Follow up email sent to Telia.

Mentioned in SAL (#wikimedia-operations) [2019-05-21T15:10:43Z] <XioNoX> disable BGP to telia on cr1-codfw - T222967

Mentioned in SAL (#wikimedia-operations) [2019-05-21T15:32:17Z] <XioNoX> enable BGP to telia on cr1-codfw - T222967

Papaul cleaned the fiber, issues are still increasing. Followed up with Telia.

Mentioned in SAL (#wikimedia-operations) [2019-05-24T15:30:30Z] <XioNoX> disable bgp to telia on cr1-codfw for X-connect investigation - T222967

CY1 did test the X-connect and didn't find any problem. see
https://phabricator.wikimedia.org/T224196
Sending other follow up email to Telia

Dear Customer,

Thank you for your email. We have started a case for your query. Telia Carrier case: 00984411.

We will investigate this case and get back to you.

We appreciate your patience and apologies for any inconvenience caused.
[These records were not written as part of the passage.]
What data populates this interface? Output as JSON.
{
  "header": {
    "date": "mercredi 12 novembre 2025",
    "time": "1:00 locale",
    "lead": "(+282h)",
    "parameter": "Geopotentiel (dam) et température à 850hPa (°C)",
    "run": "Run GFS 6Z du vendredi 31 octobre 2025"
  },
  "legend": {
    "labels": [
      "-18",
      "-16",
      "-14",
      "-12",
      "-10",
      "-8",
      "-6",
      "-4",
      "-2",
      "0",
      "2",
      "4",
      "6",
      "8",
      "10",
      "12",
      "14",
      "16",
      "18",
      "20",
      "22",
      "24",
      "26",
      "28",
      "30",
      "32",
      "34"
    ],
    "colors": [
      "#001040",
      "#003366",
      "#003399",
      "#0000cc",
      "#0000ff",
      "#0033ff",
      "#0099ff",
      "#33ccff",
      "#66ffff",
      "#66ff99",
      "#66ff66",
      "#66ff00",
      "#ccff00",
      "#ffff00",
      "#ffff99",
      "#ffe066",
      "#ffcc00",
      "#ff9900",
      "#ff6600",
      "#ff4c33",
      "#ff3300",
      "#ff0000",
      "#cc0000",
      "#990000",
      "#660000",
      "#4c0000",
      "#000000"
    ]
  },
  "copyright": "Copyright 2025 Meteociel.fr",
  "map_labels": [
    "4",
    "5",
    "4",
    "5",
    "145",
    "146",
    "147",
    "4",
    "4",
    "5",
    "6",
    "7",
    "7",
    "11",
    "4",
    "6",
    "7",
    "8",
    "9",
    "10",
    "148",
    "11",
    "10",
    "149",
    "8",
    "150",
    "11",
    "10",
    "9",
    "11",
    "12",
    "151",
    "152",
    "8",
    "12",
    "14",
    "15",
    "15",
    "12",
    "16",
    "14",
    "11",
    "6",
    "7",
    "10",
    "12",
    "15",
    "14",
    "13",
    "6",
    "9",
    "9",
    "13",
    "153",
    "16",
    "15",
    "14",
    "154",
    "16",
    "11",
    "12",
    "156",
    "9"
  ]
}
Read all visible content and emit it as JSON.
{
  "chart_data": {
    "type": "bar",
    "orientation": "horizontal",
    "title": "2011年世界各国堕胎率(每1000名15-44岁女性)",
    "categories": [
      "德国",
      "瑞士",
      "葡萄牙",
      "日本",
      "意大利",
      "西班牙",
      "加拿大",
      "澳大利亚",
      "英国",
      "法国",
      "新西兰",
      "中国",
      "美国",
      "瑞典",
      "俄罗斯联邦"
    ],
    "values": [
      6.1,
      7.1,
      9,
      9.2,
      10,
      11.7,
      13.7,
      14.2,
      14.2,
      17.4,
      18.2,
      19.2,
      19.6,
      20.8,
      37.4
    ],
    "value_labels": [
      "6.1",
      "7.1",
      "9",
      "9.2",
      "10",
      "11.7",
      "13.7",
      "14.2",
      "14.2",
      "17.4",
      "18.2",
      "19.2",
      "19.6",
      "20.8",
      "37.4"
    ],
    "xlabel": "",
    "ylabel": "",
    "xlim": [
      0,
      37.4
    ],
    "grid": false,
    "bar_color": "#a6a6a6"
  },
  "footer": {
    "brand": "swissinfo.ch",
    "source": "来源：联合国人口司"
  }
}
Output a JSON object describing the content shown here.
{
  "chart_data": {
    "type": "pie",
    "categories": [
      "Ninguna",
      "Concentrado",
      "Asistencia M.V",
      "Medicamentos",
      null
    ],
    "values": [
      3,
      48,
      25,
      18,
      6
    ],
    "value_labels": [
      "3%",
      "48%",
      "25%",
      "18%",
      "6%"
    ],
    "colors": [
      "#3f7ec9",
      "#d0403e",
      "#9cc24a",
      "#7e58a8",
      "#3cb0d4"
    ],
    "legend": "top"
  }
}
Email Telia again with another follow up email.

Dear Customer,

Our transmission 2nd line team are still investigating this. We will inform you as soon as the issue solved and sorry for any inconvenience caused.

Best Regards,

Mentioned in SAL (#wikimedia-operations) [2019-06-18T12:23:04Z] <XioNoX> activate bgp to telia on cr1-codfw - T222967

The issue should be resolved as per our second line , and any further optimization on the circuit will be done through maintenance window and of course you will be notified, so please check and let us know if you still see any issue .

I'll reopen the task if the errors show up again.